Volcanic gases The concentrations of different volcanic gases can vary considerably from one volcano to the next. Water vapor is typically the most abundant volcanic gas, followed by carbon dioxide and sulfur dioxide. Other principal volcanic gases include hydrogen sulfide, hydrogen chloride, and hydrogen fluoride... Large, explosive volcanic eruptions inject water vapor (H2O), carbon dioxide (CO2), sulfur dioxide (SO2), hydrogen chloride (HCl), hydrogen fluoride (HF) and ash (pulverized rock and pumice) into the stratosphere to heights of 16-32 kilometres (10-20 mi) above the Earth's surface.
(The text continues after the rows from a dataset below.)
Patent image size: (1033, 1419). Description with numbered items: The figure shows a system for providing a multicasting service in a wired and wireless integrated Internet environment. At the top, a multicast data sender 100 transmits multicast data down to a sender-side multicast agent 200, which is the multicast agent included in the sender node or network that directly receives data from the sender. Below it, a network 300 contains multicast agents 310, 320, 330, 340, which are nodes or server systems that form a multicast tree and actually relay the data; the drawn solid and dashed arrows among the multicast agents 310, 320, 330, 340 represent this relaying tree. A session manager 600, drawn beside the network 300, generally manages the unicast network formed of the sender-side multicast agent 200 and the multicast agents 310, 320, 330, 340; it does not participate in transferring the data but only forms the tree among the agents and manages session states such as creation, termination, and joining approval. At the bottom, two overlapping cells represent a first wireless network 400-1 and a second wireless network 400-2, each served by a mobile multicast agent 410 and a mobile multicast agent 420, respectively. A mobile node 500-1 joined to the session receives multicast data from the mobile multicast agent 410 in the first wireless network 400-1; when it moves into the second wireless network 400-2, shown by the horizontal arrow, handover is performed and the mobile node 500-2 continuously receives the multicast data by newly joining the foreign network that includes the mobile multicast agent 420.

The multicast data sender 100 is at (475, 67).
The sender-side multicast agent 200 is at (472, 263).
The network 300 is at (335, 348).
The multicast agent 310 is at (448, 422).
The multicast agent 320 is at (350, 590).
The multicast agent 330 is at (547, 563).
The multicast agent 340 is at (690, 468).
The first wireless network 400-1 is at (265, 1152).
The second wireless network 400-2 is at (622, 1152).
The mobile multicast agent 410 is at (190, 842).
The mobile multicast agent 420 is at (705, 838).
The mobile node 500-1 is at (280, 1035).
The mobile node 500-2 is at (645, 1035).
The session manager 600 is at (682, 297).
The most significant impacts from these injections come from the conversion of sulfur dioxide to sulfuric acid (H2SO4), which condenses rapidly in the stratosphere to form fine sulfate aerosols...
Besides pulverized rock and pumice, volcanic ejecta contain water vapor that forms acid rain. This was known recently, however this was portrayed in the Quran 1400 years before it was discovered. In the story of Lot a volcano showered them with pumice and rain.
"Dreadful is the rain" today we know why it is dreadful, it is acid rain.